I cannot tell anybody that marriage values seem to have vanished in today’s society because I have yet to walk down the aisle. I am with the view that a marriage should be about two people from the beginning until death do them part, but it would also be naive of me to believe that affairs are things that only happen to other people or that only my husband is capable of contemplating adultery. This book has forced me to re-evaluate my opinion on the much open relationships and polygamy – still practiced in several African countries.
South Africa’s current president, 69-year-old Jacob Zuma has been married five times but he remains with only three wives – the second wife divorced him in 1998 and the third one committed suicide in 2000. On top of these, he has paid lobola (bride price) for two other women whose wedding dates are yet to be confirmed. For us that live in Western societies, where having two partners at any one time is forbidden, it may be simple to label this arrangement as tribal or uncivilised, but the truth is the divorce rates in Western societies are equally worth raising an eyebrow at. Every week Hollywood announces yet another couple divorcing on the basis of irreconcilable differences – this week in the newspaper I read about a French woman who got £8500 compensation because the husband she was divorcing did not have enough sex with her in their 21 years of marriage. I mean if I had Tom on Mondays and Tuesdays, Harry on Thursdays and Fridays and Mitch on weekends, I wouldn’t have to worry about any differences or the lack of bedroom activity. They do say that variety is the spice of life!

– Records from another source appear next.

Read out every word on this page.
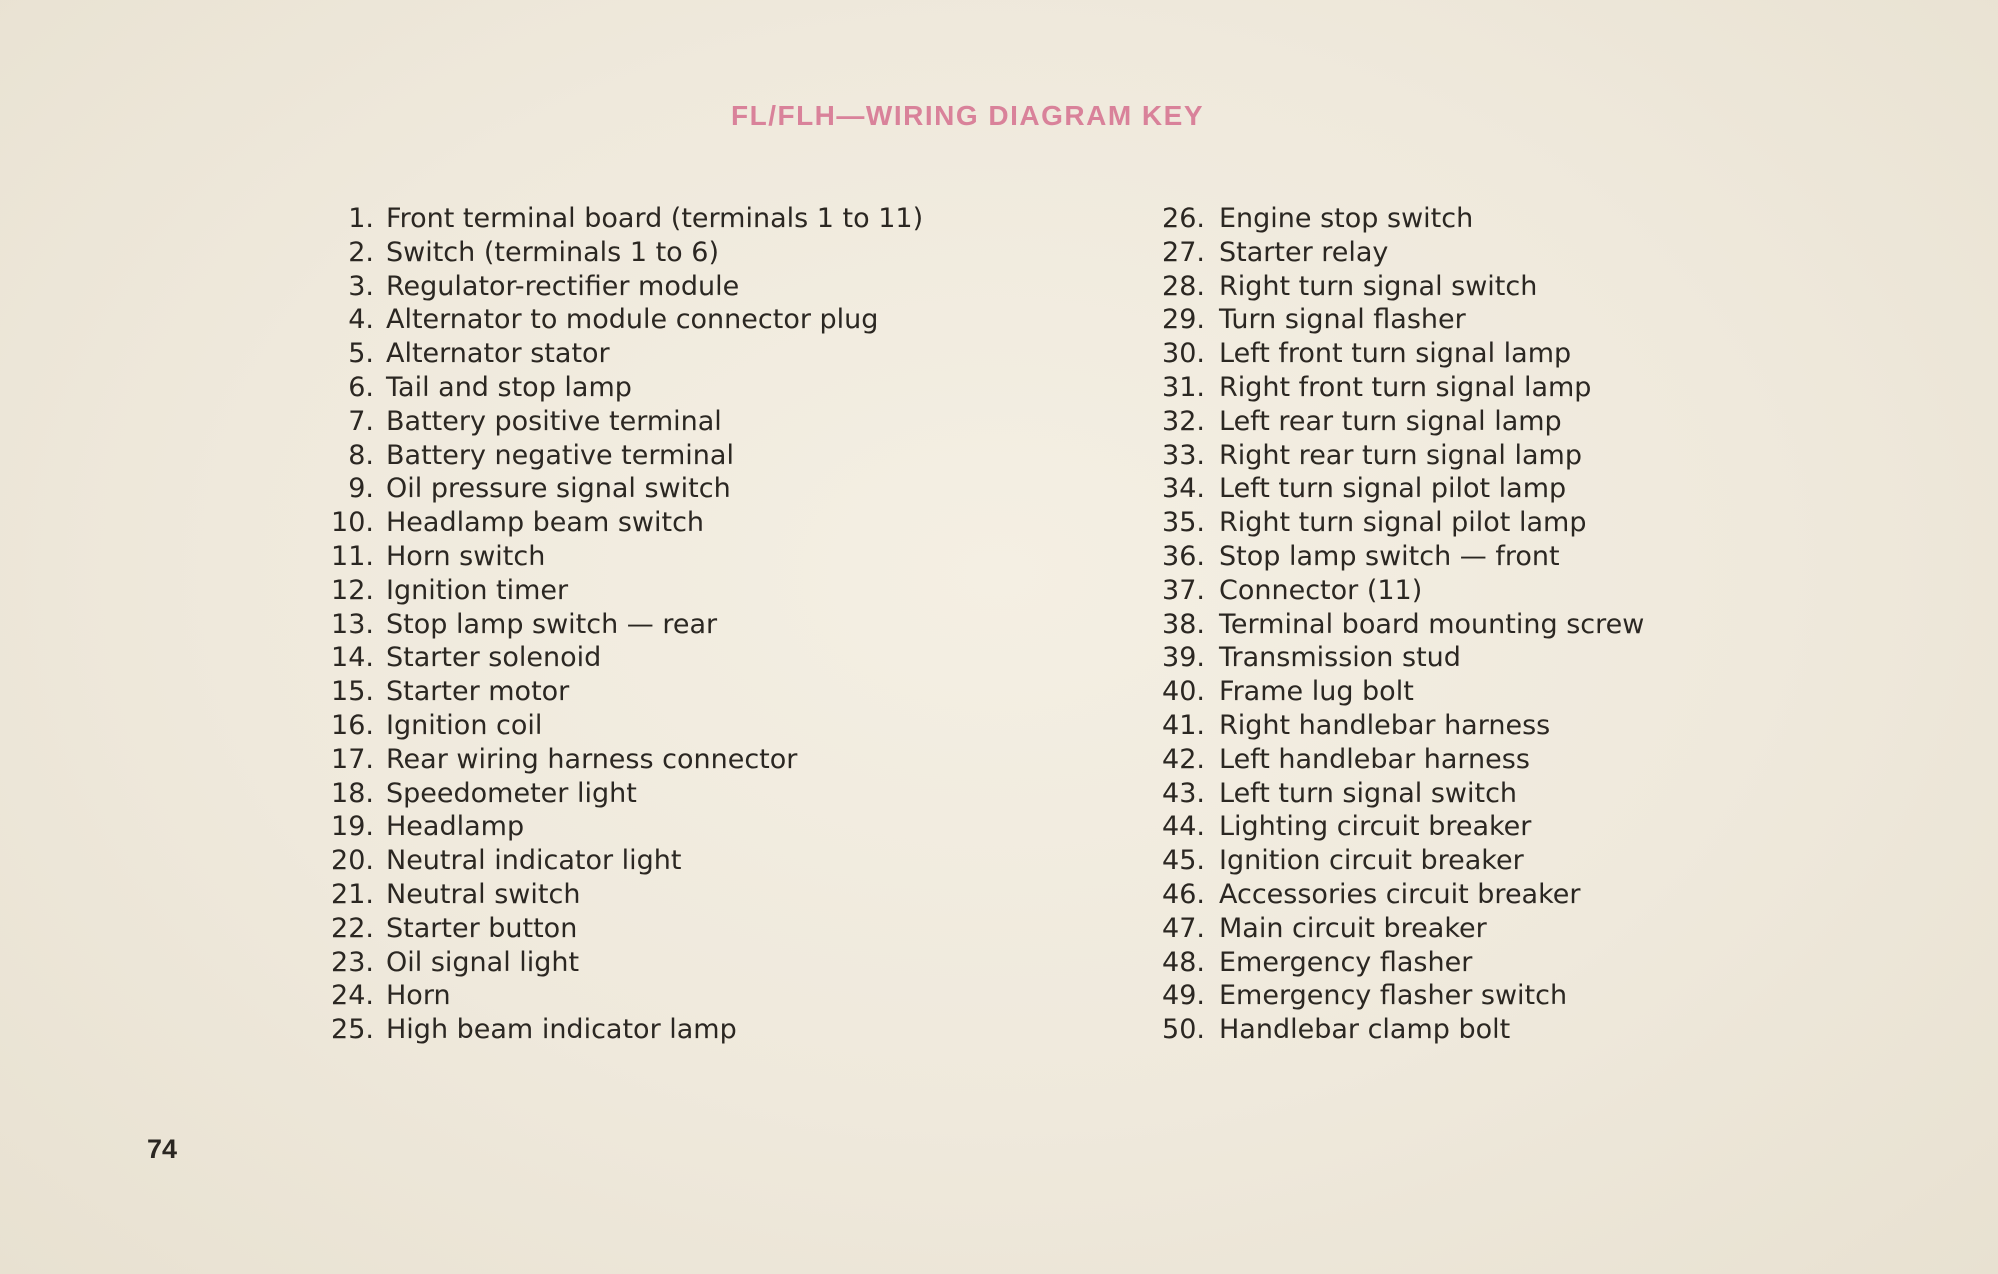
FL/FLH—WIRING DIAGRAM KEY
1. Front terminal board (terminals 1 to 11)
2. Switch (terminals 1 to 6)
3. Regulator-rectifier module
4. Alternator to module connector plug
5. Alternator stator
6. Tail and stop lamp
7. Battery positive terminal
8. Battery negative terminal
9. Oil pressure signal switch
10. Headlamp beam switch
11. Horn switch
12. Ignition timer
13. Stop lamp switch — rear
14. Starter solenoid
15. Starter motor
16. Ignition coil
17. Rear wiring harness connector
18. Speedometer light
19. Headlamp
20. Neutral indicator light
21. Neutral switch
22. Starter button
23. Oil signal light
24. Horn
25. High beam indicator lamp
26. Engine stop switch
27. Starter relay
28. Right turn signal switch
29. Turn signal flasher
30. Left front turn signal lamp
31. Right front turn signal lamp
32. Left rear turn signal lamp
33. Right rear turn signal lamp
34. Left turn signal pilot lamp
35. Right turn signal pilot lamp
36. Stop lamp switch — front
37. Connector (11)
38. Terminal board mounting screw
39. Transmission stud
40. Frame lug bolt
41. Right handlebar harness
42. Left handlebar harness
43. Left turn signal switch
44. Lighting circuit breaker
45. Ignition circuit breaker
46. Accessories circuit breaker
47. Main circuit breaker
48. Emergency flasher
49. Emergency flasher switch
50. Handlebar clamp bolt
74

I do agree that to a certain extent small houses are a key driver in the HIV/AIDS epidemic however as I venture out in the world and hear different sides to the story I do truly wonder if they are all as bad as people make them out to be. If HIV and other sexually transmitted infections did not exist, would people be more open to them? The reality is however that HIV is no longer a myth; it is no longer an illness that plagues the poor or everybody else but you. On September 5, we gawked and squealed at yet another genius Google Doodle celebrating Freddy Mercury’s life, many of us probably ignored the causes of his death and concentrated on his music legacy as Queen’s frontman. Well nothing new there, we only care about something when it slaps us in the face – wouldn’t it be better if we chose the prevention rather than the cure route. But anyway all I can say is this; small houses they may be, but they definitely have the strength to bring any big house down.